Folks aren't happy with the central banks...

The key role of these institutions is to keep the economy humming. Their monetary policies are supposed to hold prices steady and allow the economy to grow.

People talk less about them in good times. But there's always plenty of discussion about their actions when the economy turns sour.

It's the central banks' job to help minimize how bad issues like inflation get. So when inflation is one of the top headlines every day, the Federal Reserve and its peers catch bad press.

It's almost impossible for central banks to get good reviews.

One camp will say they're being too aggressive. Another might say they're too relaxed. Some think they shouldn't exist in the first place. Still others might even say Fed members are just plain bad at their jobs.

That's what happened after the Great Recession...

Global central banks began a project called quantitative easing ("QE"). Put simply, they tried to help stimulate the world's economy by increasing the money supply.

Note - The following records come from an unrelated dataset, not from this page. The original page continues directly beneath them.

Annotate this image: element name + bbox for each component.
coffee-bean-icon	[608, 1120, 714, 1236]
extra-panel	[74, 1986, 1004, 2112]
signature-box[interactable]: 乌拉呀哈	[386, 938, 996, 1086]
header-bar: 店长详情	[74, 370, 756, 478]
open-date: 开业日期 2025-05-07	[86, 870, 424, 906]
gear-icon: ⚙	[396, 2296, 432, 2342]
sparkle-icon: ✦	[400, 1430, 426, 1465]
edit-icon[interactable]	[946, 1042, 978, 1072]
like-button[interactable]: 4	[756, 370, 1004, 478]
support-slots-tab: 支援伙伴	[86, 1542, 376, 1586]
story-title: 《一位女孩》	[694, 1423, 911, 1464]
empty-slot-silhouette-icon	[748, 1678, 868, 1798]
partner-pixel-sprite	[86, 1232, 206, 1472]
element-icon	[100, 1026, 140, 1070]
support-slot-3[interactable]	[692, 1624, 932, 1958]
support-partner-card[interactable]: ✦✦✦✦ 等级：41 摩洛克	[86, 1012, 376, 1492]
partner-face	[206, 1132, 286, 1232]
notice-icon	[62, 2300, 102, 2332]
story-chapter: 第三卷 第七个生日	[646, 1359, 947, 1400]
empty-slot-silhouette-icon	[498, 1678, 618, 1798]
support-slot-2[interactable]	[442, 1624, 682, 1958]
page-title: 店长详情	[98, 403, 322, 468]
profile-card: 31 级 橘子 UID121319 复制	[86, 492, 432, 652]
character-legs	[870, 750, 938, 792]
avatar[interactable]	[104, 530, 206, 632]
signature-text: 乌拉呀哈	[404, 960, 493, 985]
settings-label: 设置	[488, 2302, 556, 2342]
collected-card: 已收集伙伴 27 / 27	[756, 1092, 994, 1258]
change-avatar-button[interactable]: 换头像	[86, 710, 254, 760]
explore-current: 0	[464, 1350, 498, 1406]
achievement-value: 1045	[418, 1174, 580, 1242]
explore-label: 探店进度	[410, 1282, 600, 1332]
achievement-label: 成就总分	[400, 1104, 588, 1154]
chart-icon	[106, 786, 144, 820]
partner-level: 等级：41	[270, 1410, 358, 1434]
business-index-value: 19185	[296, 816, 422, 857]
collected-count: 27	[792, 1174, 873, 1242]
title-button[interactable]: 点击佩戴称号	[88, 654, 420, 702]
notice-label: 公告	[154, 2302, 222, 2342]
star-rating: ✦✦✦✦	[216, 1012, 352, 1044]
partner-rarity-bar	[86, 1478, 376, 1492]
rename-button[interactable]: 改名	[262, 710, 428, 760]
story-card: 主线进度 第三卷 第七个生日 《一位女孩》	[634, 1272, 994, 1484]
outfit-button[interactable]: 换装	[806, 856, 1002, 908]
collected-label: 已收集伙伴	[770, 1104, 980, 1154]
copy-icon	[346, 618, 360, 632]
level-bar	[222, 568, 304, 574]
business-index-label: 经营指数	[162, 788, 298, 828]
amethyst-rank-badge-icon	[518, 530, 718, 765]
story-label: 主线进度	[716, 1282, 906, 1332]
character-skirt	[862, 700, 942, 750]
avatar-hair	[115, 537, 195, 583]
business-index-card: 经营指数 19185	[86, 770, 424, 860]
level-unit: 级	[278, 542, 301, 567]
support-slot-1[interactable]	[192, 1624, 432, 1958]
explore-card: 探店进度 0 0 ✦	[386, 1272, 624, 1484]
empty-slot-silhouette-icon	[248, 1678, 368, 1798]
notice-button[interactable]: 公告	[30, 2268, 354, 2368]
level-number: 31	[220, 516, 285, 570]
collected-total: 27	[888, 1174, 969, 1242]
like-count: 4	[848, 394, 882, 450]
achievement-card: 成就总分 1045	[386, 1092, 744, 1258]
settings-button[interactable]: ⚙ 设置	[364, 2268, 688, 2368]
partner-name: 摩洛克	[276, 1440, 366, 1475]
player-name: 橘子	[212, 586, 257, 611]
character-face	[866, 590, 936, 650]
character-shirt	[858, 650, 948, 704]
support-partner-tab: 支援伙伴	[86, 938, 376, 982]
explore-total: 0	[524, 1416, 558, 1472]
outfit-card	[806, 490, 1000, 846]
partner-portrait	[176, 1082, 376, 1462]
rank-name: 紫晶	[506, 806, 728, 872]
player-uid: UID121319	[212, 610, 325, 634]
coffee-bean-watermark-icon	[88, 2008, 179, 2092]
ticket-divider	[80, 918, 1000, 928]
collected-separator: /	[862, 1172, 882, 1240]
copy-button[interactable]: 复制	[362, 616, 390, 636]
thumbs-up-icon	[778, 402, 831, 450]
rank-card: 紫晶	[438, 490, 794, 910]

To do this, a central bank buys government bonds or other financial assets from banks. That gives the banks more money to lend out to people and businesses. The goal is to help boost spending and economic growth.

The Fed started to conduct QE in November 2008. It purchased trillions of dollars of financial assets... injecting money into the system and increasing the money supply.

The idea was to provide liquidity and make people spend money. That would grease the wheels of the economy.

QE was supposed to be used in emergencies only. Instead, it has been going on almost constantly since the Great Recession.

And the biggest QE push came during the pandemic. This has led a lot of critics to argue the strategy was a failure because we're now facing rampant inflation.

Some argue that increasing the money supply during the pandemic caused inflation.

Others think it helped corporations get cheaper debt than they deserved... creating what's called "zombie" companies. These are companies that can't afford to pay off their debt, meaning they're destined to go bankrupt.

And the biggest criticism is that the decadelong recovery from the Great Recession was too weak. These folks say QE clearly didn't help the economy at all.

It's easy to say all of this after the situation has played out...

These arguments don't consider the alternative if we'd done nothing.

If it hadn't been for QE, the 2008 Financial Crisis likely would have been far worse. Instead of a sluggish recovery, we'd probably have entered a Great Depression 2.0. The global economy likely would have suffered from much greater structural damage.

Without all the stimulus from QE, banks would have been more cautious about starting to lend again. Consumers would have wanted to save instead of spending. Companies would have battled with sustained low demand.

QE didn't kick off until the Great Recession was well underway. There were plenty of defaults during that time. But without the Fed's emergency measures, we would have seen far more.

More important, those defaults would likely have continued for far longer.

It only took two years for U.S. gross domestic product ("GDP") to exceed prior peak levels after the Great Recession. In the Great Depression, it took 12 years to just return to 1929 levels.

And U.S. GDP hadn't recovered to its Roaring '20s peak until just as the country entered World War II in 1941. The economic shock would probably have been milder with a tool like QE in place.

It also helped protect other nations from economic contagion in the 2010s. Recall the European debt crisis, which could have spread right back to the U.S. if it weren't for QE. Because the Fed kept U.S. interest rates low, we were able to continue our recovery.

Here again, QE helped prevent the worst-case scenario.

This time around, QE helped keep the lights on during the pandemic...

We're two years removed from the latest round of QE. The worst aftereffect we've ended up with is a year of high-single-digit inflation. That's a small price to pay for saving the economy.

To say QE alone caused inflation ignores years of economic policy. We'd been using this strategy for more than a decade before we got even a modest bump in inflation.

High prices aren't only a result of QE. They're connected to the massive fiscal programs we enacted during the pandemic... supply-chain disruptions... the remote-work environment... and the Russia-Ukraine war.

Critics tend to ignore all these facts and put all the blame on central-bank policies. That's just a lazy take.

If you want to really understand what is causing inflation – and where the economy is going next – you need to take a far more robust view.

Tune out the angry crew looking for a Fed-shaped scapegoat.

Instead, focus on what's actually happening in the economy – and how it can affect your portfolio. The forward-looking macroeconomic data will prepare you to invest in 2023 and beyond.